Kohlendioxid (CO2) aus der Verbrennung von Kohle, Öl und Erdgas ist nach Daten des vergangenen Weltklimareports zu rund 57 Prozent für den menschengemachten Treibhauseffekt verantwortlich. Das CO2 aus Brandrodungen und anderer Naturzerstörung macht weitere etwa 17 Prozent aus. Der Anteil des Gases in der Luft ist von Beginn der Industrialisierung bis 2013 über 40 Prozent gestiegen.

Methan (CH4) entsteht, wenn organische Stoffe zersetzt werden, zum Beispiel in Sümpfen oder in Mägen von Rindern. Aber auch der Reisanbau, Mülldeponien und Verluste beim Erdgastransport tragen dazu bei. Der Anteil von Methan in der Luft ist heute mehr als 2,5 Mal so hoch wie 1750. Es ist zu gut 14 Prozent für den menschengemachten Treibhauseffekt verantwortlich.

Lachgas (Di-Stickoxid, N2O) wird bei der Verbrennung fossiler Rohstoffe und beim Einsatz von künstlichem Dünger gebildet. Seit Beginn der Industrialisierung ist die Konzentration um rund 20 Prozent gestiegen. Sein Beitrag zum menschengemachten Treibhauseffekt liegt bei 8 Prozent.

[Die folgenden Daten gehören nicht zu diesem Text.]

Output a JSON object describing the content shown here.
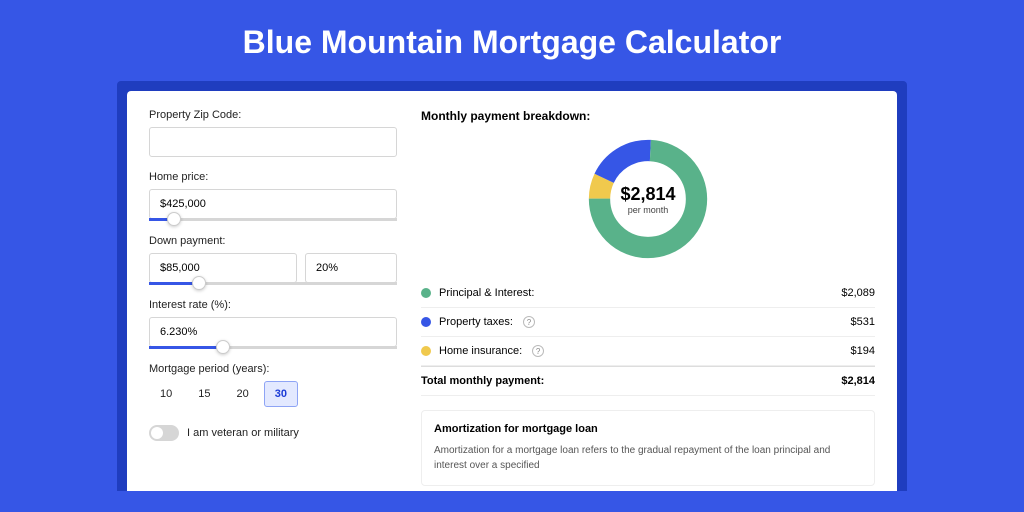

Neuere Treibhausgase: Daneben gibt es noch verschiedene fluorhaltige Treibhausgase, die als Ersatzstoffe für die Ozonschicht-schädigenden FCKW eingesetzt werden, zum Beispiel für Isolationsmaterial oder Schallschutzfenster. Dazu zählt Stickstofftrifluorid (NF3), das 17 200 Mal so schädlich wie CO2 ist und bis zu 740 Jahre in der Atmosphäre bleibt. Dies wollen die Kyoto-Staaten nun auch reduzieren.

Doch auch Wasserdampf, Ozon und Ruß erwärmen die Atmosphäre und tragen zum menschengemachten Treibhauseffekt bei. Sie wurden bislang nicht berücksichtigt.